Yeah it's all software, just a different algorithm for determining how the lighting is calculated and it's more accurate when dealing with color blends and multiple bounces, but it's computationally expensive as hell.
But if you were to ask an artist to draw a picture and they had those lights above what OSL shades would they have gone with? The answer is a lot closer to the DLSS 3.5 answer than the others.
 
Yeah it's all software, just a different algorithm for determining how the lighting is calculated and it's more accurate when dealing with color blends and multiple bounces, but it's computationally expensive as hell.
But if you were to ask an artist to draw a picture and they had those lights above what OSL shades would they have gone with? The answer is a lot closer to the DLSS 3.5 answer than the others.
Yeah I get it's more realistic lighting, but maybe too noticeable of a change. I kind of like the fake lighting vs the more realistic version.
 
DLSS 3.5 seems to auto add some realism as you can see the floor coloring changing to a stronger purple vs the non dlss version.
but maybe too noticeable of a change
I think the big difference is the shadow for the very thin element like the cardboards on the floor, it ground things. Unlike what the light color should be, human brains use shadow a lot to build the 3d model of the world.

Alan wake 2, Around the plates:

View: https://youtu.be/HwGbQwoMCxM?t=14
 
I think this DLSS 3.5 tech is amazing, it's basically a cheat code to get 1-2 generational performance improvements just through software. With pathtracing on cp2077, I think we reached the next gen of graphics and i'm looking forward to see what other devs are capable of.
 
Is DLSS 3.5 all software changes?


View: https://m.youtube.com/watch?v=HQdzWgiUy8w

DLSS 3.5 seems to auto add some realism as you can see the floor coloring changing to a stronger purple vs the non dlss version.
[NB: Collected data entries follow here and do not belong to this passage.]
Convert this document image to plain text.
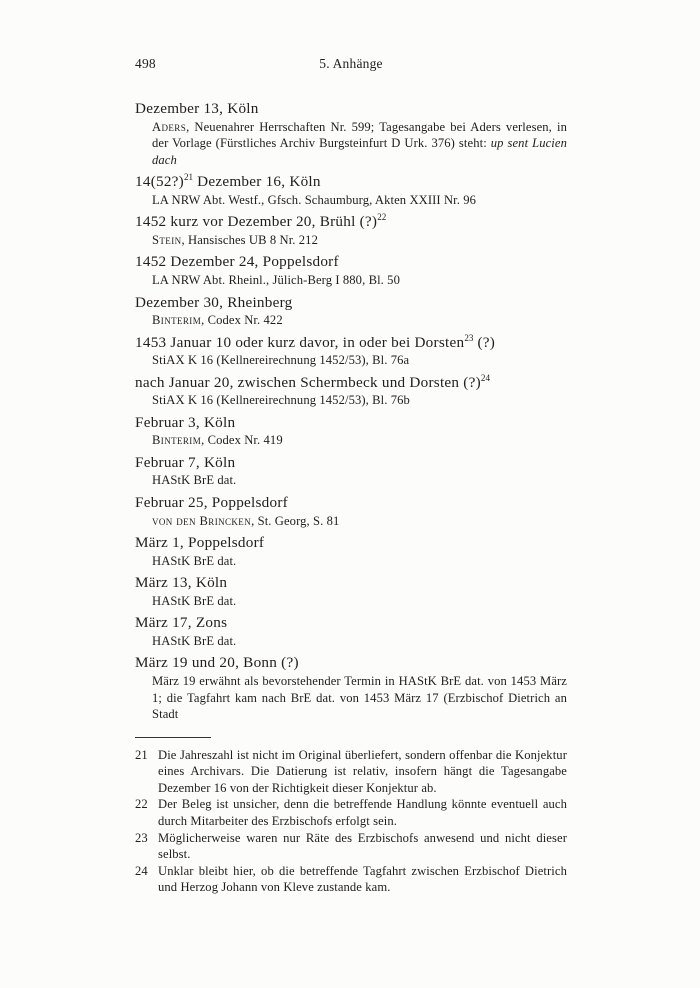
498	5. Anhänge
Dezember 13, Köln
Aders, Neuenahrer Herrschaften Nr. 599; Tagesangabe bei Aders verlesen, in der Vorlage (Fürstliches Archiv Burgsteinfurt D Urk. 376) steht: up sent Lucien dach
14(52?)$^{21}$ Dezember 16, Köln
LA NRW Abt. Westf., Gfsch. Schaumburg, Akten XXIII Nr. 96
1452 kurz vor Dezember 20, Brühl (?)$^{22}$
Stein, Hansisches UB 8 Nr. 212
1452 Dezember 24, Poppelsdorf
LA NRW Abt. Rheinl., Jülich-Berg I 880, Bl. 50
Dezember 30, Rheinberg
Binterim, Codex Nr. 422
1453 Januar 10 oder kurz davor, in oder bei Dorsten$^{23}$ (?)
StiAX K 16 (Kellnereirechnung 1452/53), Bl. 76a
nach Januar 20, zwischen Schermbeck und Dorsten (?)$^{24}$
StiAX K 16 (Kellnereirechnung 1452/53), Bl. 76b
Februar 3, Köln
Binterim, Codex Nr. 419
Februar 7, Köln
HAStK BrE dat.
Februar 25, Poppelsdorf
von den Brincken, St. Georg, S. 81
März 1, Poppelsdorf
HAStK BrE dat.
März 13, Köln
HAStK BrE dat.
März 17, Zons
HAStK BrE dat.
März 19 und 20, Bonn (?)
März 19 erwähnt als bevorstehender Termin in HAStK BrE dat. von 1453 März 1; die Tagfahrt kam nach BrE dat. von 1453 März 17 (Erzbischof Dietrich an Stadt
21 Die Jahreszahl ist nicht im Original überliefert, sondern offenbar die Konjektur eines Archivars. Die Datierung ist relativ, insofern hängt die Tagesangabe Dezember 16 von der Richtigkeit dieser Konjektur ab.
22 Der Beleg ist unsicher, denn die betreffende Handlung könnte eventuell auch durch Mitarbeiter des Erzbischofs erfolgt sein.
23 Möglicherweise waren nur Räte des Erzbischofs anwesend und nicht dieser selbst.
24 Unklar bleibt hier, ob die betreffende Tagfahrt zwischen Erzbischof Dietrich und Herzog Johann von Kleve zustande kam.
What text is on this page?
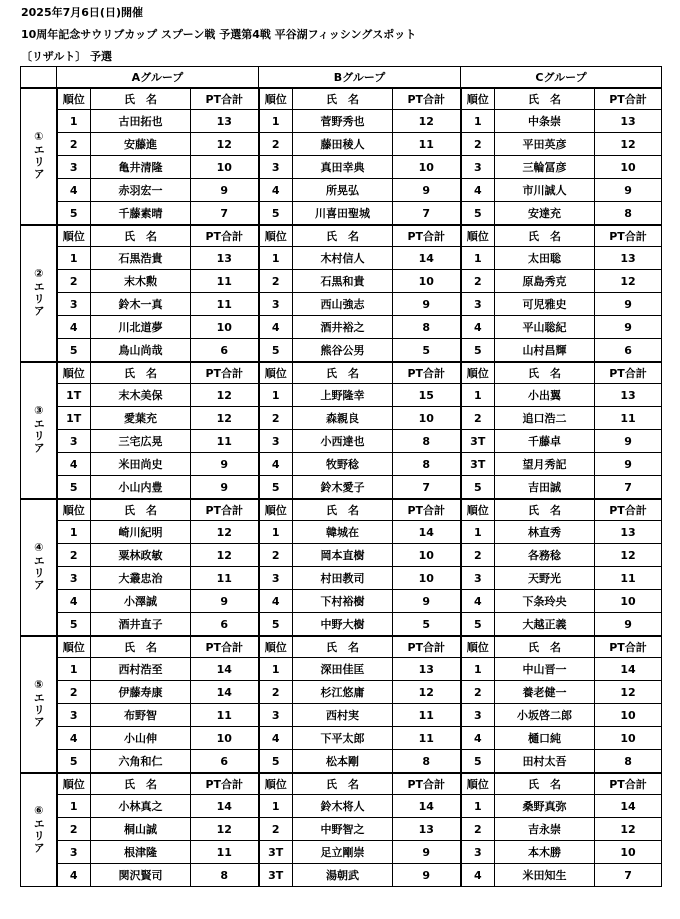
2025年7月6日(日)開催
10周年記念サウリブカップ スプーン戦 予選第4戦 平谷湖フィッシングスポット
〔リザルト〕 予選
	Aグループ			Bグループ			Cグループ		
①エリア	順位	氏　名	PT合計	順位	氏　名	PT合計	順位	氏　名	PT合計
	1	古田拓也	13	1	菅野秀也	12	1	中条崇	13
	2	安藤進	12	2	藤田稜人	11	2	平田英彦	12
	3	亀井清隆	10	3	真田幸典	10	3	三輪冨彦	10
	4	赤羽宏一	9	4	所晃弘	9	4	市川誠人	9
	5	千藤素晴	7	5	川喜田聖城	7	5	安達充	8
②エリア	順位	氏　名	PT合計	順位	氏　名	PT合計	順位	氏　名	PT合計
	1	石黒浩貴	13	1	木村信人	14	1	太田聡	13
	2	末木勲	11	2	石黒和貴	10	2	原島秀克	12
	3	鈴木一真	11	3	西山強志	9	3	可児雅史	9
	4	川北道夢	10	4	酒井裕之	8	4	平山聡紀	9
	5	鳥山尚哉	6	5	熊谷公男	5	5	山村昌輝	6
③エリア	順位	氏　名	PT合計	順位	氏　名	PT合計	順位	氏　名	PT合計
	1T	末木美保	12	1	上野隆幸	15	1	小出翼	13
	1T	愛葉充	12	2	森親良	10	2	追口浩二	11
	3	三宅広晃	11	3	小西達也	8	3T	千藤卓	9
	4	米田尚史	9	4	牧野稔	8	3T	望月秀記	9
	5	小山内豊	9	5	鈴木愛子	7	5	吉田誠	7
④エリア	順位	氏　名	PT合計	順位	氏　名	PT合計	順位	氏　名	PT合計
	1	崎川紀明	12	1	韓城在	14	1	林直秀	13
	2	粟林政敏	12	2	岡本直樹	10	2	各務稔	12
	3	大叢忠治	11	3	村田教司	10	3	天野光	11
	4	小澤誠	9	4	下村裕樹	9	4	下条玲央	10
	5	酒井直子	6	5	中野大樹	5	5	大越正義	9
⑤エリア	順位	氏　名	PT合計	順位	氏　名	PT合計	順位	氏　名	PT合計
	1	西村浩至	14	1	深田佳匡	13	1	中山晋一	14
	2	伊藤寿康	14	2	杉江悠庸	12	2	養老健一	12
	3	布野智	11	3	西村実	11	3	小坂啓二郎	10
	4	小山伸	10	4	下平太郎	11	4	樋口純	10
	5	六角和仁	6	5	松本剛	8	5	田村太吾	8
⑥エリア	順位	氏　名	PT合計	順位	氏　名	PT合計	順位	氏　名	PT合計
	1	小林真之	14	1	鈴木将人	14	1	桑野真弥	14
	2	桐山誠	12	2	中野智之	13	2	吉永崇	12
	3	根津隆	11	3T	足立剛崇	9	3	本木勝	10
	4	関沢賢司	8	3T	湯朝武	9	4	米田知生	7
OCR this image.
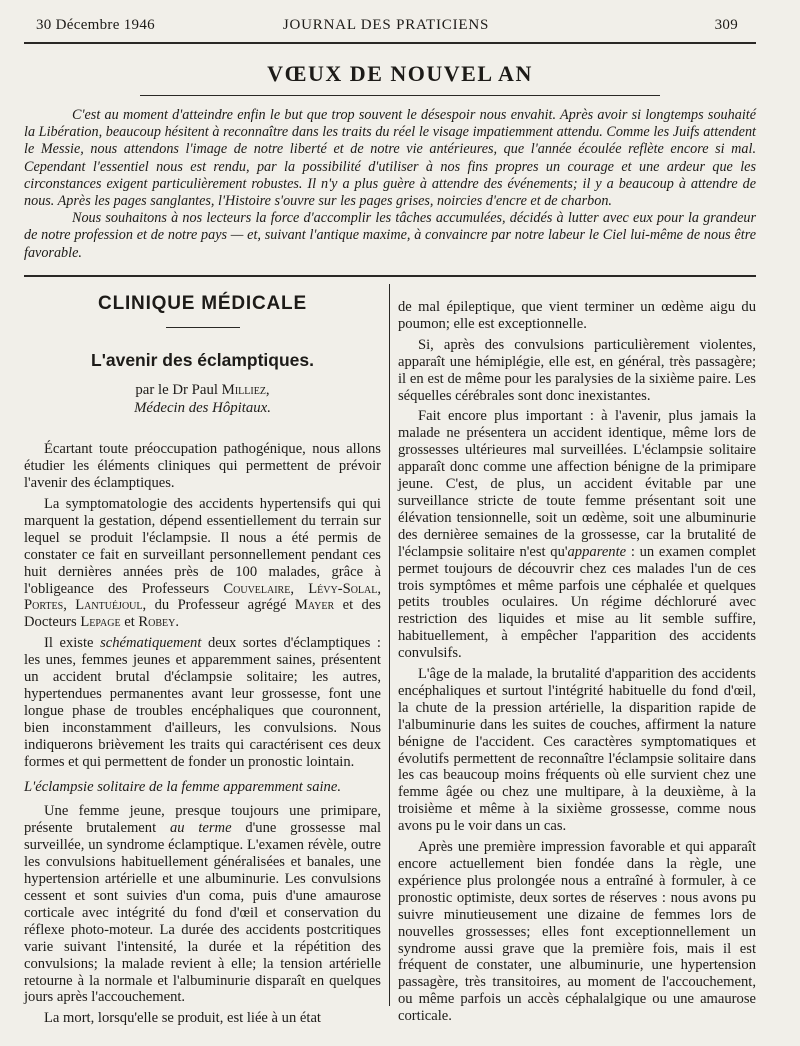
30 Décembre 1946	JOURNAL DES PRATICIENS	309
VŒUX DE NOUVEL AN

C'est au moment d'atteindre enfin le but que trop souvent le désespoir nous envahit. Après avoir si longtemps souhaité la Libération, beaucoup hésitent à reconnaître dans les traits du réel le visage impatiemment attendu. Comme les Juifs attendent le Messie, nous attendons l'image de notre liberté et de notre vie antérieures, que l'année écoulée reflète encore si mal. Cependant l'essentiel nous est rendu, par la possibilité d'utiliser à nos fins propres un courage et une ardeur que les circonstances exigent particulièrement robustes. Il n'y a plus guère à attendre des événements; il y a beaucoup à attendre de nous. Après les pages sanglantes, l'Histoire s'ouvre sur les pages grises, noircies d'encre et de charbon.

Nous souhaitons à nos lecteurs la force d'accomplir les tâches accumulées, décidés à lutter avec eux pour la grandeur de notre profession et de notre pays — et, suivant l'antique maxime, à convaincre par notre labeur le Ciel lui-même de nous être favorable.

CLINIQUE MÉDICALE
L'avenir des éclamptiques.
par le Dr Paul Milliez,
Médecin des Hôpitaux.

Écartant toute préoccupation pathogénique, nous allons étudier les éléments cliniques qui permettent de prévoir l'avenir des éclamptiques.

La symptomatologie des accidents hypertensifs qui qui marquent la gestation, dépend essentiellement du terrain sur lequel se produit l'éclampsie. Il nous a été permis de constater ce fait en surveillant personnellement pendant ces huit dernières années près de 100 malades, grâce à l'obligeance des Professeurs Couvelaire, Lévy-Solal, Portes, Lantuéjoul, du Professeur agrégé Mayer et des Docteurs Lepage et Robey.

Il existe schématiquement deux sortes d'éclamptiques : les unes, femmes jeunes et apparemment saines, présentent un accident brutal d'éclampsie solitaire; les autres, hypertendues permanentes avant leur grossesse, font une longue phase de troubles encéphaliques que couronnent, bien inconstamment d'ailleurs, les convulsions. Nous indiquerons brièvement les traits qui caractérisent ces deux formes et qui permettent de fonder un pronostic lointain.

L'éclampsie solitaire de la femme apparemment saine.

Une femme jeune, presque toujours une primipare, présente brutalement au terme d'une grossesse mal surveillée, un syndrome éclamptique. L'examen révèle, outre les convulsions habituellement généralisées et banales, une hypertension artérielle et une albuminurie. Les convulsions cessent et sont suivies d'un coma, puis d'une amaurose corticale avec intégrité du fond d'œil et conservation du réflexe photo-moteur. La durée des accidents postcritiques varie suivant l'intensité, la durée et la répétition des convulsions; la malade revient à elle; la tension artérielle retourne à la normale et l'albuminurie disparaît en quelques jours après l'accouchement.

La mort, lorsqu'elle se produit, est liée à un état

de mal épileptique, que vient terminer un œdème aigu du poumon; elle est exceptionnelle.

Si, après des convulsions particulièrement violentes, apparaît une hémiplégie, elle est, en général, très passagère; il en est de même pour les paralysies de la sixième paire. Les séquelles cérébrales sont donc inexistantes.

Fait encore plus important : à l'avenir, plus jamais la malade ne présentera un accident identique, même lors de grossesses ultérieures mal surveillées. L'éclampsie solitaire apparaît donc comme une affection bénigne de la primipare jeune. C'est, de plus, un accident évitable par une surveillance stricte de toute femme présentant soit une élévation tensionnelle, soit un œdème, soit une albuminurie des dernièree semaines de la grossesse, car la brutalité de l'éclampsie solitaire n'est qu'apparente : un examen complet permet toujours de découvrir chez ces malades l'un de ces trois symptômes et même parfois une céphalée et quelques petits troubles oculaires. Un régime déchloruré avec restriction des liquides et mise au lit semble suffire, habituellement, à empêcher l'apparition des accidents convulsifs.

L'âge de la malade, la brutalité d'apparition des accidents encéphaliques et surtout l'intégrité habituelle du fond d'œil, la chute de la pression artérielle, la disparition rapide de l'albuminurie dans les suites de couches, affirment la nature bénigne de l'accident. Ces caractères symptomatiques et évolutifs permettent de reconnaître l'éclampsie solitaire dans les cas beaucoup moins fréquents où elle survient chez une femme âgée ou chez une multipare, à la deuxième, à la troisième et même à la sixième grossesse, comme nous avons pu le voir dans un cas.

Après une première impression favorable et qui apparaît encore actuellement bien fondée dans la règle, une expérience plus prolongée nous a entraîné à formuler, à ce pronostic optimiste, deux sortes de réserves : nous avons pu suivre minutieusement une dizaine de femmes lors de nouvelles grossesses; elles font exceptionnellement un syndrome aussi grave que la première fois, mais il est fréquent de constater, une albuminurie, une hypertension passagère, très transitoires, au moment de l'accouchement, ou même parfois un accès céphalalgique ou une amaurose corticale.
Totally different look, not sure if it's good or bad but it's interesting how it changes the overall lighting to that extent

I actually think DLSS 3 looks better than 3.5

From what I saw, DLSS 3.5 for Cyberpunk seems to sharpen the hell out of reflections. Which kinda looks good, but does bring in the question if it's realistic. Gamers Nexus kept pointing out how much sharper the reflections look, but maybe a bit too much sharper. The things I noticed was the amount of ghosting that was occurring. The further an object is the more ghosting you see. DLSS 3.5 does bring good and bad, but that's the problem. Why not just good? Should we excuse the problems that occurs with DLSS 3.5? Nvidia wants it to be the future, but first they should focus on it rendering as good as TAA. Personally, if I want a performance boost I would turn off TAA, but I'm not sure most modern games even allow that now. There's a whole Reddit dedicated to disabling TAA I've always been that guy that injects SMAA with ReShade, because it's better.